Originally posted by JimOberg
Perfect 'fairy tale' UFO story, "long ago and far away", and thus immune to skeptical investigation, hence un-disprovable and inherently
unexplainable, and 'safe' to believe in.
What more could you want for 'UFO evidence'?
According to the UFO-researcher James Oberg, Russians have a taste for making up stories of old war and Space-heroes that can’t confime these storys as they are dead.
Originally posted by TheAssociate
reply to post by Turiddu
reply to post by JimOberg
Does it really make a difference whether it can be proven or debunked? I don't think anyone here is touting the incident as the Holy Grail. It's just an interesting, entertaining story. Lighten up.
Originally posted by Turiddu
reply to post by JimOberg
Taking place in the mysterious atmosphere of the Soviet Union during the Cold War we are left only with rumors and no hope of rational analysis. The popularity of Soviet UFO stories play on these feelings perfectly, as they let imaginative people invent stories with no hope of them being proven or not.
In the Soviet Union, the authorities generally hushed up cases of unexplained disappearance of people.
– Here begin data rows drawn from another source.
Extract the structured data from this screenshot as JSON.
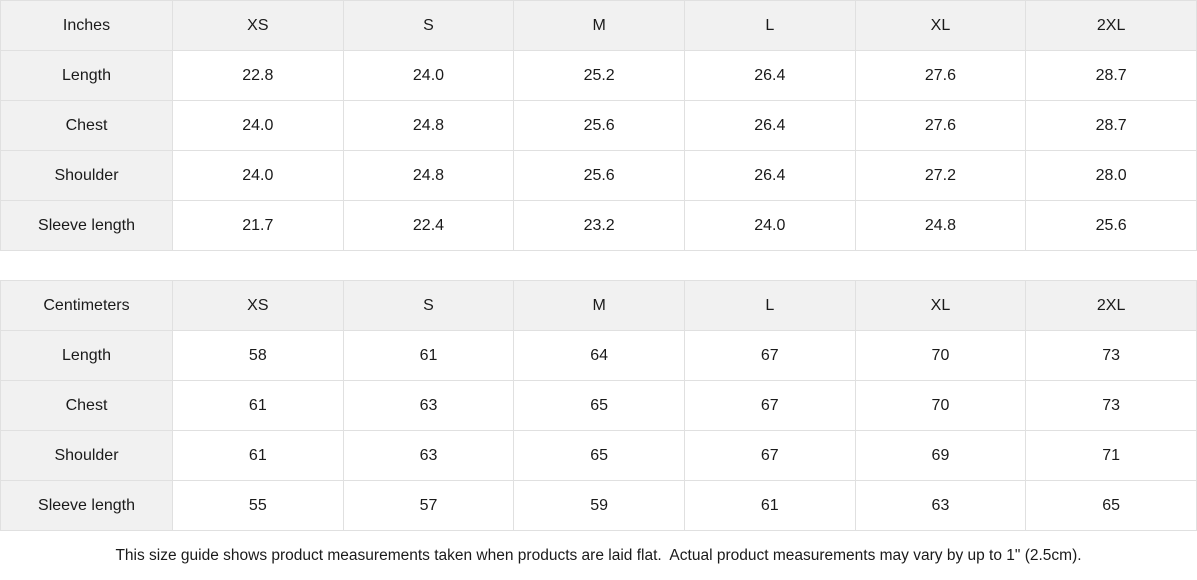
{
  "colors": {
    "header_bg": "#f1f1f1",
    "cell_bg": "#ffffff",
    "border": "#e0e0e0",
    "text": "#1a1a1a"
  },
  "tables": [
    {
      "unit_label": "Inches",
      "size_headers": [
        "XS",
        "S",
        "M",
        "L",
        "XL",
        "2XL"
      ],
      "rows": [
        {
          "label": "Length",
          "values": [
            "22.8",
            "24.0",
            "25.2",
            "26.4",
            "27.6",
            "28.7"
          ]
        },
        {
          "label": "Chest",
          "values": [
            "24.0",
            "24.8",
            "25.6",
            "26.4",
            "27.6",
            "28.7"
          ]
        },
        {
          "label": "Shoulder",
          "values": [
            "24.0",
            "24.8",
            "25.6",
            "26.4",
            "27.2",
            "28.0"
          ]
        },
        {
          "label": "Sleeve length",
          "values": [
            "21.7",
            "22.4",
            "23.2",
            "24.0",
            "24.8",
            "25.6"
          ]
        }
      ]
    },
    {
      "unit_label": "Centimeters",
      "size_headers": [
        "XS",
        "S",
        "M",
        "L",
        "XL",
        "2XL"
      ],
      "rows": [
        {
          "label": "Length",
          "values": [
            "58",
            "61",
            "64",
            "67",
            "70",
            "73"
          ]
        },
        {
          "label": "Chest",
          "values": [
            "61",
            "63",
            "65",
            "67",
            "70",
            "73"
          ]
        },
        {
          "label": "Shoulder",
          "values": [
            "61",
            "63",
            "65",
            "67",
            "69",
            "71"
          ]
        },
        {
          "label": "Sleeve length",
          "values": [
            "55",
            "57",
            "59",
            "61",
            "63",
            "65"
          ]
        }
      ]
    }
  ],
  "footer": {
    "note": "This size guide shows product measurements taken when products are laid flat.  Actual product measurements may vary by up to 1\" (2.5cm)."
  }
}
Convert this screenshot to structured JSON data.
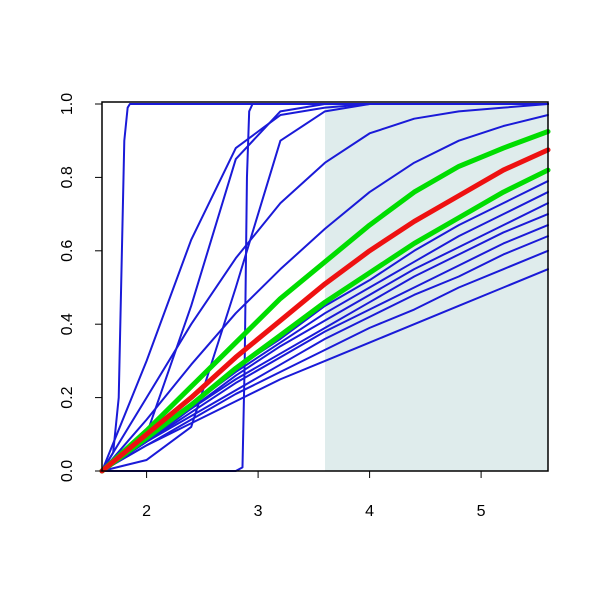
{
  "chart_data": {
    "type": "line",
    "x": [
      1.6,
      2,
      2.4,
      2.8,
      3.2,
      3.6,
      4,
      4.4,
      4.8,
      5.2,
      5.6
    ],
    "xlim": [
      1.6,
      5.6
    ],
    "ylim": [
      0,
      1
    ],
    "xticks": [
      2,
      3,
      4,
      5
    ],
    "yticks": [
      {
        "value": 0,
        "label": "0.0"
      },
      0.2,
      0.4,
      0.6,
      0.8,
      {
        "value": 1,
        "label": "1.0"
      }
    ],
    "grid": false,
    "shaded_region": {
      "xlim": [
        3.6,
        5.6
      ],
      "color": "#dfecec"
    },
    "series": [
      {
        "color": "#1a1ad8",
        "line_width": 2,
        "values": [
          0,
          0.07,
          0.13,
          0.19,
          0.25,
          0.3,
          0.35,
          0.4,
          0.45,
          0.5,
          0.55
        ]
      },
      {
        "color": "#1a1ad8",
        "line_width": 2,
        "values": [
          0,
          0.07,
          0.14,
          0.21,
          0.27,
          0.33,
          0.39,
          0.44,
          0.5,
          0.55,
          0.6
        ]
      },
      {
        "color": "#1a1ad8",
        "line_width": 2,
        "values": [
          0,
          0.08,
          0.15,
          0.22,
          0.29,
          0.36,
          0.42,
          0.48,
          0.53,
          0.59,
          0.64
        ]
      },
      {
        "color": "#1a1ad8",
        "line_width": 2,
        "values": [
          0,
          0.08,
          0.16,
          0.24,
          0.31,
          0.38,
          0.44,
          0.5,
          0.56,
          0.62,
          0.67
        ]
      },
      {
        "color": "#1a1ad8",
        "line_width": 2,
        "values": [
          0,
          0.08,
          0.17,
          0.25,
          0.32,
          0.39,
          0.46,
          0.53,
          0.59,
          0.65,
          0.7
        ]
      },
      {
        "color": "#1a1ad8",
        "line_width": 2,
        "values": [
          0,
          0.09,
          0.17,
          0.26,
          0.34,
          0.41,
          0.48,
          0.55,
          0.61,
          0.67,
          0.73
        ]
      },
      {
        "color": "#1a1ad8",
        "line_width": 2,
        "values": [
          0,
          0.09,
          0.18,
          0.27,
          0.35,
          0.43,
          0.5,
          0.57,
          0.64,
          0.7,
          0.76
        ]
      },
      {
        "color": "#1a1ad8",
        "line_width": 2,
        "values": [
          0,
          0.09,
          0.18,
          0.28,
          0.36,
          0.45,
          0.52,
          0.6,
          0.67,
          0.73,
          0.79
        ]
      },
      {
        "color": "#1a1ad8",
        "line_width": 2,
        "values": [
          0,
          0.14,
          0.29,
          0.43,
          0.55,
          0.66,
          0.76,
          0.84,
          0.9,
          0.94,
          0.97
        ]
      },
      {
        "color": "#1a1ad8",
        "line_width": 2,
        "values": [
          0,
          0.2,
          0.4,
          0.58,
          0.73,
          0.84,
          0.92,
          0.96,
          0.98,
          0.99,
          1
        ]
      },
      {
        "color": "#1a1ad8",
        "line_width": 2,
        "values": [
          0,
          0.3,
          0.63,
          0.88,
          0.97,
          0.99,
          1,
          1,
          1,
          1,
          1
        ]
      },
      {
        "color": "#1a1ad8",
        "line_width": 2,
        "values": [
          0,
          0.1,
          0.45,
          0.85,
          0.98,
          1,
          1,
          1,
          1,
          1,
          1
        ]
      },
      {
        "color": "#1a1ad8",
        "line_width": 2,
        "values": [
          0,
          0.03,
          0.12,
          0.5,
          0.9,
          0.98,
          1,
          1,
          1,
          1,
          1
        ]
      },
      {
        "color": "#1a1ad8",
        "line_width": 2,
        "x": [
          1.6,
          1.7,
          1.75,
          1.8,
          1.83,
          1.85,
          2,
          5.6
        ],
        "values": [
          0,
          0.05,
          0.2,
          0.9,
          0.99,
          1,
          1,
          1
        ]
      },
      {
        "color": "#1a1ad8",
        "line_width": 2,
        "x": [
          1.6,
          2.8,
          2.86,
          2.88,
          2.9,
          2.92,
          2.95,
          5.6
        ],
        "values": [
          0,
          0,
          0.01,
          0.3,
          0.8,
          0.98,
          1,
          1
        ]
      },
      {
        "color": "#00dd00",
        "line_width": 5,
        "values": [
          0,
          0.11,
          0.23,
          0.35,
          0.47,
          0.57,
          0.67,
          0.76,
          0.83,
          0.88,
          0.925
        ]
      },
      {
        "color": "#00dd00",
        "line_width": 5,
        "values": [
          0,
          0.09,
          0.18,
          0.28,
          0.37,
          0.46,
          0.54,
          0.62,
          0.69,
          0.76,
          0.82
        ]
      },
      {
        "color": "#ee1111",
        "line_width": 5,
        "values": [
          0,
          0.1,
          0.2,
          0.31,
          0.41,
          0.51,
          0.6,
          0.68,
          0.75,
          0.82,
          0.875
        ]
      }
    ]
  }
}
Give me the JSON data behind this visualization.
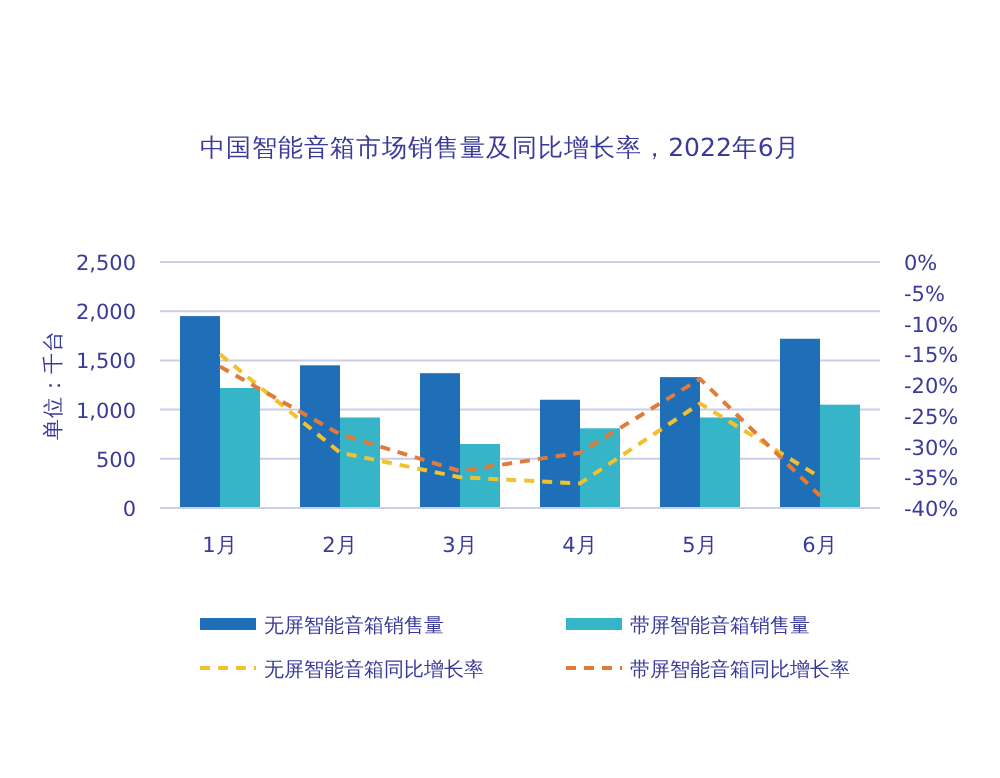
{
  "chart_data": {
    "type": "bar",
    "title": "中国智能音箱市场销售量及同比增长率，2022年6月",
    "ylabel": "单位：千台",
    "categories": [
      "1月",
      "2月",
      "3月",
      "4月",
      "5月",
      "6月"
    ],
    "series": [
      {
        "name": "无屏智能音箱销售量",
        "color": "#1f6fb8",
        "values": [
          1950,
          1450,
          1370,
          1100,
          1330,
          1720
        ]
      },
      {
        "name": "带屏智能音箱销售量",
        "color": "#36b4c8",
        "values": [
          1220,
          920,
          650,
          810,
          920,
          1050
        ]
      },
      {
        "name": "无屏智能音箱同比增长率",
        "type": "line",
        "axis": "y2",
        "line_style": "dashed",
        "color": "#f2c12e",
        "values": [
          -15,
          -31,
          -35,
          -36,
          -23,
          -35
        ]
      },
      {
        "name": "带屏智能音箱同比增长率",
        "type": "line",
        "axis": "y2",
        "line_style": "dashed",
        "color": "#e07b39",
        "values": [
          -17,
          -28,
          -34,
          -31,
          -19,
          -38
        ]
      }
    ],
    "ylim": [
      0,
      2500
    ],
    "yticks": [
      0,
      500,
      {
        "value": 1000,
        "label": "1,000"
      },
      {
        "value": 1500,
        "label": "1,500"
      },
      {
        "value": 2000,
        "label": "2,000"
      },
      {
        "value": 2500,
        "label": "2,500"
      }
    ],
    "y2lim": [
      -40,
      0
    ],
    "y2ticks": [
      {
        "value": 0,
        "label": "0%"
      },
      {
        "value": -5,
        "label": "-5%"
      },
      {
        "value": -10,
        "label": "-10%"
      },
      {
        "value": -15,
        "label": "-15%"
      },
      {
        "value": -20,
        "label": "-20%"
      },
      {
        "value": -25,
        "label": "-25%"
      },
      {
        "value": -30,
        "label": "-30%"
      },
      {
        "value": -35,
        "label": "-35%"
      },
      {
        "value": -40,
        "label": "-40%"
      }
    ],
    "grid": "y",
    "legend": "bottom"
  }
}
However, in 1991, the KGB declassified some information about an An-2 airplane, which had vanished from the radar screens thirty years earlier near the city of Sverdlovsk with seven people aboard. Soon, a rescue team in the woods found the wrecks of the disintegrated airplane. Not a trace of bodies or a drop of blood inevitably present after similar crashes was found, only a circle of unclear origin 30 meters in diameter was burnt out on the ground not far from the crash site. Later, the rescuers had to sign papers undertaking recognizance not to disclose anything they had seen.